Chicora, a wooden-hulled, screw-propelled, passenger-cargo ship, was built in 1892 by the Detroit Drydock Company of Detroit, Michigan, for the Graham & Morton Transportation Company. Designed by Frank Kirby, her cost was $150,000. Chicora was launched from the builder's Orleans Street yard at about 3 pm, 26 June 1892, and completed in July; her yard number was 111.

Chicora was approximately 200 ft in length—217 ft overall—with a beam of 35 ft—40 ft over the guards—and moulded depth of 15 ft. She had a tonnage of 1,123 gross tons, or 900 tons burden. Chicora was licensed to carry 1,500 passengers as a summer excursion boat, with passenger accommodations which included 56 staterooms, sleeping quarters for 200, a large smoking room and "spacious" social hall. Her passenger cabins, grand staircase and gangways were all finished in mahogany, and an electric plant provided power for the ship's 250 lights. For freight service in the winter off-season, Chicora was built "especially stout" and had 6 in outer planking and three waterproof compartments.

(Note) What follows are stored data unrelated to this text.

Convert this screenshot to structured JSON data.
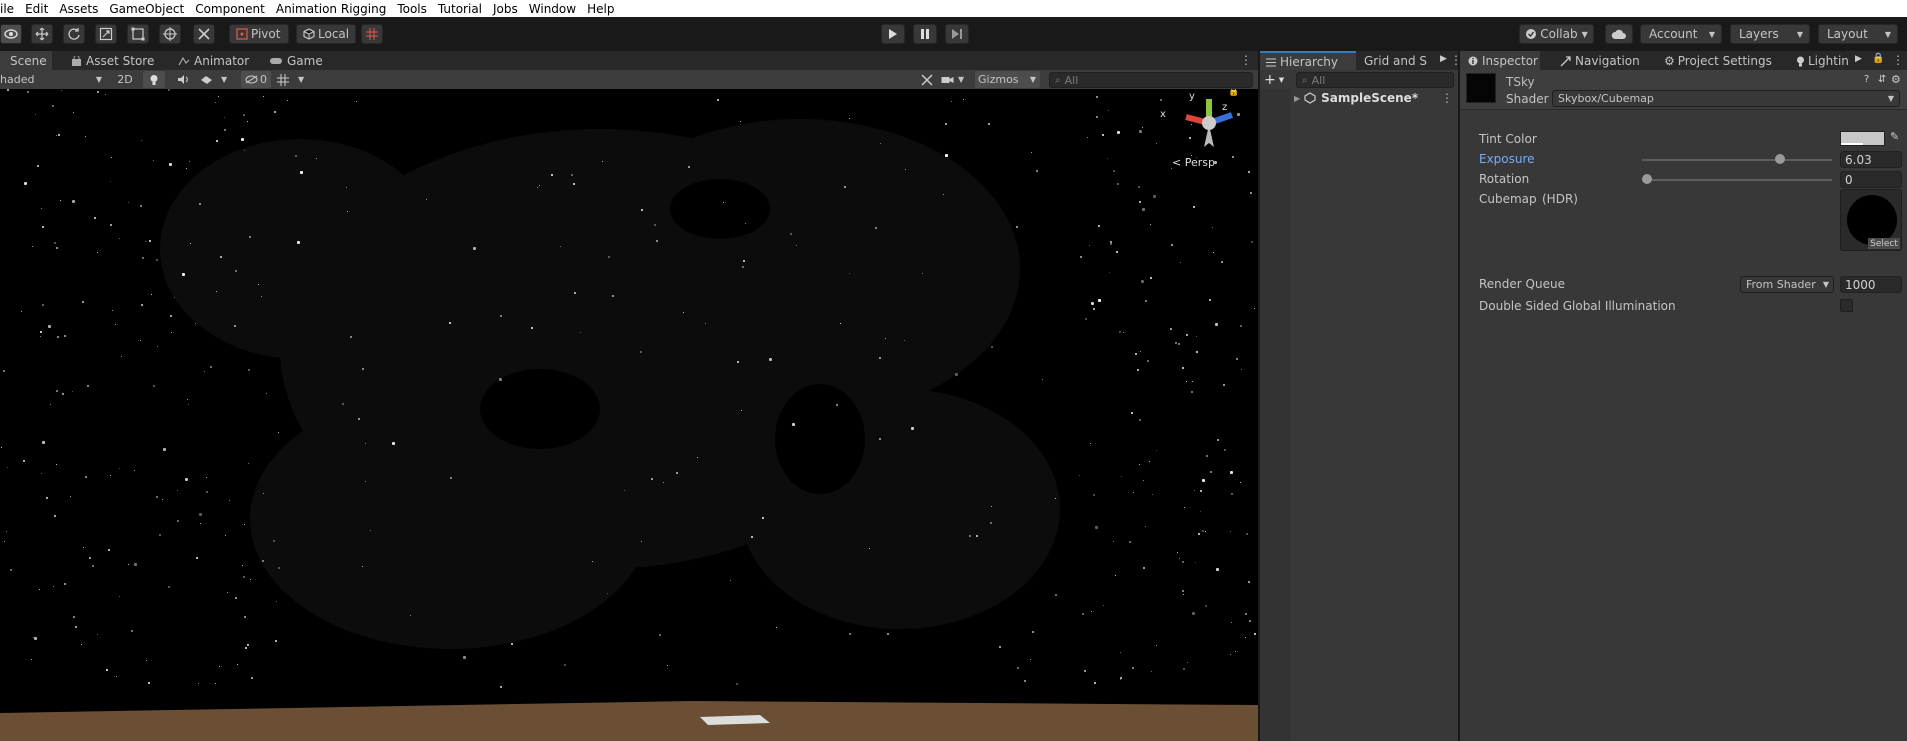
{
  "menu": [
    "ile",
    "Edit",
    "Assets",
    "GameObject",
    "Component",
    "Animation Rigging",
    "Tools",
    "Tutorial",
    "Jobs",
    "Window",
    "Help"
  ],
  "toolbar": {
    "pivot": "Pivot",
    "local": "Local",
    "collab": "Collab",
    "account": "Account",
    "layers": "Layers",
    "layout": "Layout"
  },
  "scene": {
    "tabs": [
      "Scene",
      "Asset Store",
      "Animator",
      "Game"
    ],
    "shading": "haded",
    "mode_2d": "2D",
    "hidden_count": "0",
    "gizmos": "Gizmos",
    "search_placeholder": "All",
    "gizmo_axes": {
      "x": "x",
      "y": "y",
      "z": "z"
    },
    "projection": "Persp"
  },
  "hierarchy": {
    "tabs": [
      "Hierarchy",
      "Grid and S"
    ],
    "search_placeholder": "All",
    "root_item": "SampleScene*"
  },
  "inspector": {
    "tabs": [
      "Inspector",
      "Navigation",
      "Project Settings",
      "Lightin"
    ],
    "material_name": "TSky",
    "shader_label": "Shader",
    "shader_value": "Skybox/Cubemap",
    "props": {
      "tint_color": "Tint Color",
      "exposure": "Exposure",
      "exposure_value": "6.03",
      "exposure_fraction": 0.74,
      "rotation": "Rotation",
      "rotation_value": "0",
      "rotation_fraction": 0.0,
      "cubemap": "Cubemap",
      "hdr": "(HDR)",
      "select": "Select",
      "render_queue": "Render Queue",
      "render_queue_mode": "From Shader",
      "render_queue_value": "1000",
      "double_sided_gi": "Double Sided Global Illumination"
    }
  },
  "colors": {
    "accent_blue": "#7baaf7",
    "panel": "#383838",
    "viewport": "#000000",
    "ground": "#6b4f34"
  }
}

Chicora was powered by a 2,500 hp, triple-expansion steam engine with cylinders of 20, 33 and 54 in and 42 in stroke, driving a single screw propeller, while steam was provided by two steel forced-draft Scotch boilers with a working pressure of 165 pounds. The ship had a speed of approximately 15.5 kn—a fast speed for the time.

When newly built, Chicora was described as a "masterpiece", with "lines ... as symmetrical and beautiful as any yacht". She was considered to be the flagship of the Graham and Morton Line, and one of the finest vessels on Lake Michigan—the "Queen Mary" of the lake.

== Service history ==

Originally built for service between St. Joseph and Chicago, Chicora once made the 65 mi run between Benton Harbor and Chicago in 3 hours 40 minutes, at an average speed in excess of 19 mph. In the winter of 1893/94, Chicora was placed on the St. Joseph–Milwaukee route, and again the following winter.

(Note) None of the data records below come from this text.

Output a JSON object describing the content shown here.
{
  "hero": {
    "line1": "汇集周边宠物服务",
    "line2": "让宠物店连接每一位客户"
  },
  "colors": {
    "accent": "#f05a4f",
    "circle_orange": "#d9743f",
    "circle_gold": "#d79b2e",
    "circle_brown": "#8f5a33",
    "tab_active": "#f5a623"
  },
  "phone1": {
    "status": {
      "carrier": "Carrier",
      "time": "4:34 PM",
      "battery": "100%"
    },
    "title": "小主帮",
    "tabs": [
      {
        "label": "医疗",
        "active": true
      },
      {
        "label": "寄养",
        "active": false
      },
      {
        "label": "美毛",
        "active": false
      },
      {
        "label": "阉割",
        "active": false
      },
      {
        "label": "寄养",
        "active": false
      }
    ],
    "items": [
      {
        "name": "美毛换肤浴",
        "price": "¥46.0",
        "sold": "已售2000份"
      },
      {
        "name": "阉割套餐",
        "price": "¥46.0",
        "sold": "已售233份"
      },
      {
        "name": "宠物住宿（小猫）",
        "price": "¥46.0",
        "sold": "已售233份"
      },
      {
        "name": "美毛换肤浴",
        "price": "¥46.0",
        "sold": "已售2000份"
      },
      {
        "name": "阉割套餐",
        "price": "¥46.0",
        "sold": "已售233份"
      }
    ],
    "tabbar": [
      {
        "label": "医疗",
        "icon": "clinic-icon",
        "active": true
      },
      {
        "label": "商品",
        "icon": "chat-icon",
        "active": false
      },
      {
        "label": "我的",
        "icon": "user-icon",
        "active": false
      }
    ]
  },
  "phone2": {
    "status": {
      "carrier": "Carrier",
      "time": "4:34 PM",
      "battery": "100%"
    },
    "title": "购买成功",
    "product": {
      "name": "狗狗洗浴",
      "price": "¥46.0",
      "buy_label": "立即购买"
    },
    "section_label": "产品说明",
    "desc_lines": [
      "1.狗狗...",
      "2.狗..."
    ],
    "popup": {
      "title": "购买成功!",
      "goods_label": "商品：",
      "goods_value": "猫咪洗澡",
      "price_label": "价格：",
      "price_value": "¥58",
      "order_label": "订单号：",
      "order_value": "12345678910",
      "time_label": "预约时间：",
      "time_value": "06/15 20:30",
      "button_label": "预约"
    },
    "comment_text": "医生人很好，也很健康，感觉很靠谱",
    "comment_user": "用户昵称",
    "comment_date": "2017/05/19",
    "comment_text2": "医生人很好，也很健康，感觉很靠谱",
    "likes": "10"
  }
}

Chicora sank in Lake Michigan on 21 January 1895 off Milwaukee with a cargo of flour. Portions of wreckage of the missing vessel-consisting of the Port side and forward upper bulwarks 5 ft wide and 12 ft long along with the passenger gangway were found a mile on the ice near South Haven, Michigan. Pieces of wreckage are also reported to have been found. In April 1895 it was reported wreckage was coming ashore at New Buffalo, Michigan. On 19 April 1895 a witness claimed to have seen the Chicora stern down and bow up in the lake between South Haven and Saugatuck, Michigan, on 23 January 1895. Two messages that appeared to be from the ship were also found. A bottle containing a note reading "All is lost, could see land if not snowed and blowed. Engine give out, drifting to shore in ice. Captain and clerk are swept off. We have a hard time of it. 10:15 o'clock." was found on April 14. A week later a jar was found in Illinois containing a note reading "Chicora engines broke. Drifted into trough of sea. We have lost all hope. She has gone to pieces. Good bye. McClure, Engineer."